Ask The Biologist

Turkey Invaders

Turkey Invaders

By Bob Humphrey

Contrary to the myth, deer and turkeys do quite well together.

QUESTION: I live in Maine, and the state started transplanting turkeys into my area about 10 years ago. Now we have lots of turkeys and fewer deer. The turkeys seem to be outcompeting deer for things like acorns and possibly causing more disturbance to them. What do you think? — Kurt W.

ANSWER: This is one of those myths that, like Rasputin, just won’t die. Think of it this way: Set an ice cube out on the kitchen counter, turn on the radio and walk away. When you come back two hours later the ice will be melted. Did the radio cause the ice to melt? No.
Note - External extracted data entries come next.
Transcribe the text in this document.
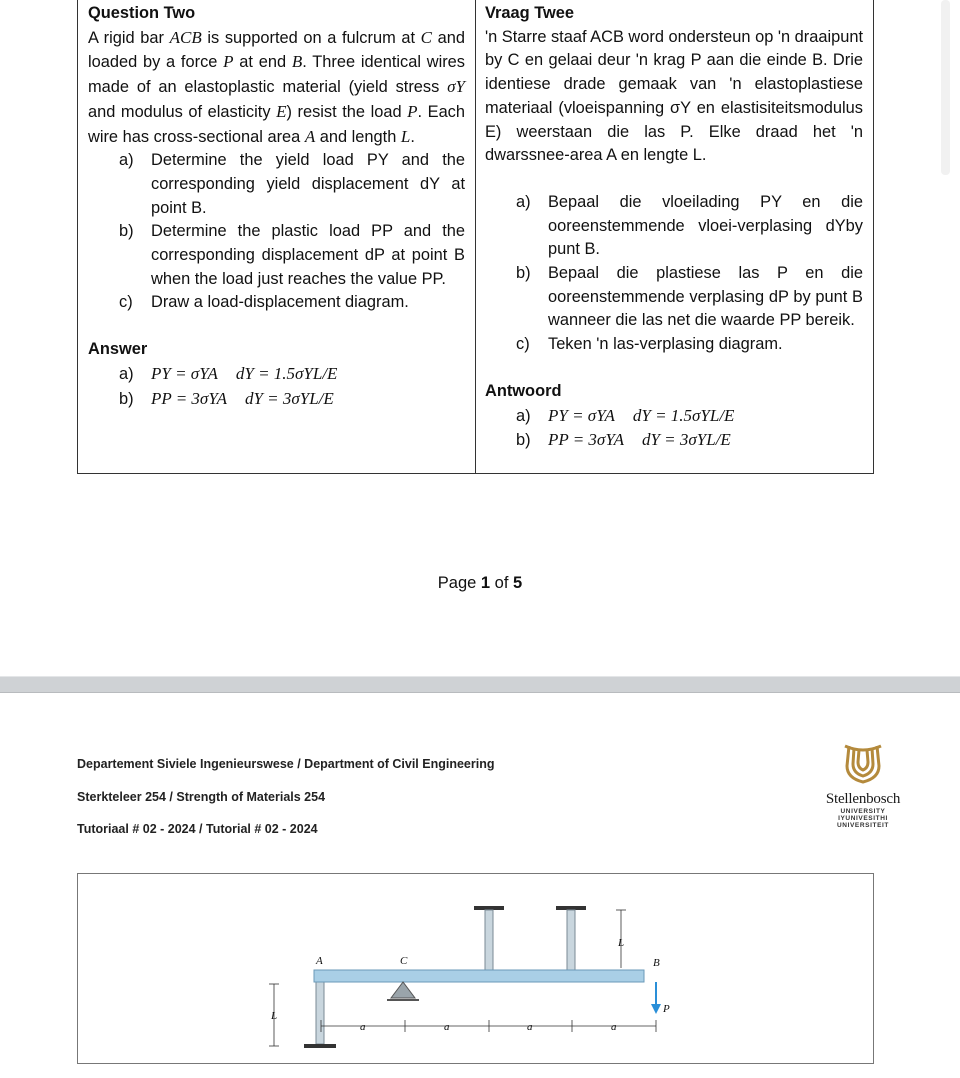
Question Two
A rigid bar ACB is supported on a fulcrum at C and loaded by a force P at end B. Three identical wires made of an elastoplastic material (yield stress σY and modulus of elasticity E) resist the load P. Each wire has cross-sectional area A and length L.
a) Determine the yield load PY and the corresponding yield displacement dY at point B.
b) Determine the plastic load PP and the corresponding displacement dP at point B when the load just reaches the value PP.
c) Draw a load-displacement diagram.
Answer
a) PY = σYA dY = 1.5σYL/E
b) PP = 3σYA dY = 3σYL/E
Vraag Twee
'n Starre staaf ACB word ondersteun op 'n draaipunt by C en gelaai deur 'n krag P aan die einde B. Drie identiese drade gemaak van 'n elastoplastiese materiaal (vloeispanning σY en elastisiteitsmodulus E) weerstaan die las P. Elke draad het 'n dwarssnee-area A en lengte L.
a) Bepaal die vloeilading PY en die ooreenstemmende vloei-verplasing dYby punt B.
b) Bepaal die plastiese las P en die ooreenstemmende verplasing dP by punt B wanneer die las net die waarde PP bereik.
c) Teken 'n las-verplasing diagram.
Antwoord
a) PY = σYA dY = 1.5σYL/E
b) PP = 3σYA dY = 3σYL/E
Page 1 of 5
Departement Siviele Ingenieurswese / Department of Civil Engineering
Sterkteleer 254 / Strength of Materials 254
Tutoriaal # 02 - 2024 / Tutorial # 02 - 2024
Stellenbosch
UNIVERSITY
IYUNIVESITHI
UNIVERSITEIT
A	C	B
P
L
L
a	a	a	a
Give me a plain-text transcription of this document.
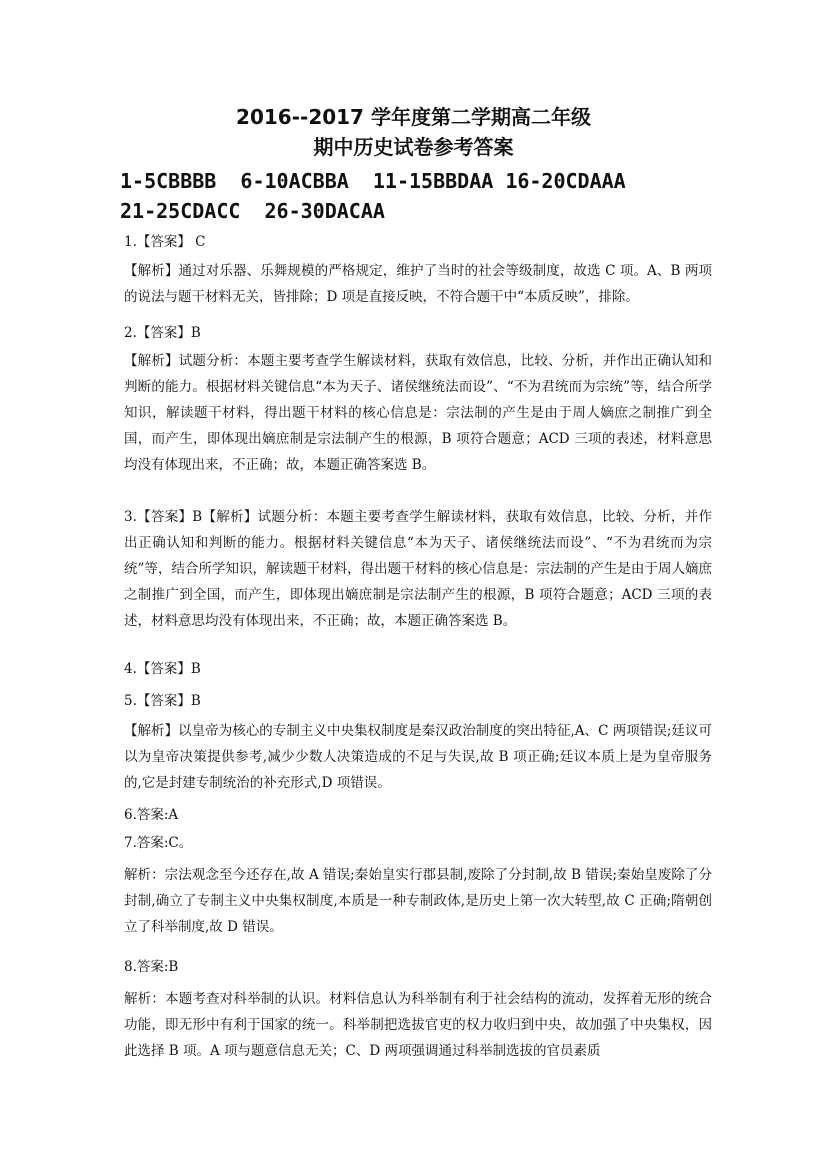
2016--2017 学年度第二学期高二年级
期中历史试卷参考答案
1-5CBBBB  6-10ACBBA  11-15BBDAA 16-20CDAAA
21-25CDACC  26-30DACAA
1.【答案】 C
【解析】通过对乐器、乐舞规模的严格规定，维护了当时的社会等级制度，故选 C 项。A、B 两项的说法与题干材料无关，皆排除；D 项是直接反映，不符合题干中“本质反映”，排除。
2.【答案】B
【解析】试题分析：本题主要考查学生解读材料，获取有效信息，比较、分析，并作出正确认知和判断的能力。根据材料关键信息“本为天子、诸侯继统法而设”、“不为君统而为宗统”等，结合所学知识，解读题干材料，得出题干材料的核心信息是：宗法制的产生是由于周人嫡庶之制推广到全国，而产生，即体现出嫡庶制是宗法制产生的根源，B 项符合题意；ACD 三项的表述，材料意思均没有体现出来，不正确；故，本题正确答案选 B。
3.【答案】B【解析】试题分析：本题主要考查学生解读材料，获取有效信息，比较、分析，并作出正确认知和判断的能力。根据材料关键信息“本为天子、诸侯继统法而设”、“不为君统而为宗统”等，结合所学知识，解读题干材料，得出题干材料的核心信息是：宗法制的产生是由于周人嫡庶之制推广到全国，而产生，即体现出嫡庶制是宗法制产生的根源，B 项符合题意；ACD 三项的表述，材料意思均没有体现出来，不正确；故，本题正确答案选 B。
4.【答案】B
5.【答案】B
【解析】以皇帝为核心的专制主义中央集权制度是秦汉政治制度的突出特征,A、C 两项错误;廷议可以为皇帝决策提供参考,减少少数人决策造成的不足与失误,故 B 项正确;廷议本质上是为皇帝服务的,它是封建专制统治的补充形式,D 项错误。
6.答案:A
7.答案:C。
解析：宗法观念至今还存在,故 A 错误;秦始皇实行郡县制,废除了分封制,故 B 错误;秦始皇废除了分封制,确立了专制主义中央集权制度,本质是一种专制政体,是历史上第一次大转型,故 C 正确;隋朝创立了科举制度,故 D 错误。
8.答案:B
解析：本题考查对科举制的认识。材料信息认为科举制有利于社会结构的流动，发挥着无形的统合功能，即无形中有利于国家的统一。科举制把选拔官吏的权力收归到中央，故加强了中央集权，因此选择 B 项。A 项与题意信息无关；C、D 两项强调通过科举制选拔的官员素质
The fact of the matter is, deer and turkeys do quite well together. Both eat a wide variety of foods, some of which are the same. The competition might appear more intense with things like acorns because they’re obvious to us. But you must remember that acorns (and other nuts) are more of a luxury than a staple. Deer and turkeys might gain a slight edge in years with bumper crops, but they will still survive quite well in years when there are few or no acorns. If either species has an advantage, it’s deer. They can feed 24/7, while turkeys only feed during daylight hours.

You might consider other causes for a decline of deer in your area, whether real or perceived. I know that Maine’s deer herd has only recently started rebounding from the ill effects of several severe winters, and that coyote predation has been extremely intense for several decades. Add liberal antlerless harvests to that equation and you end up with a minus sum.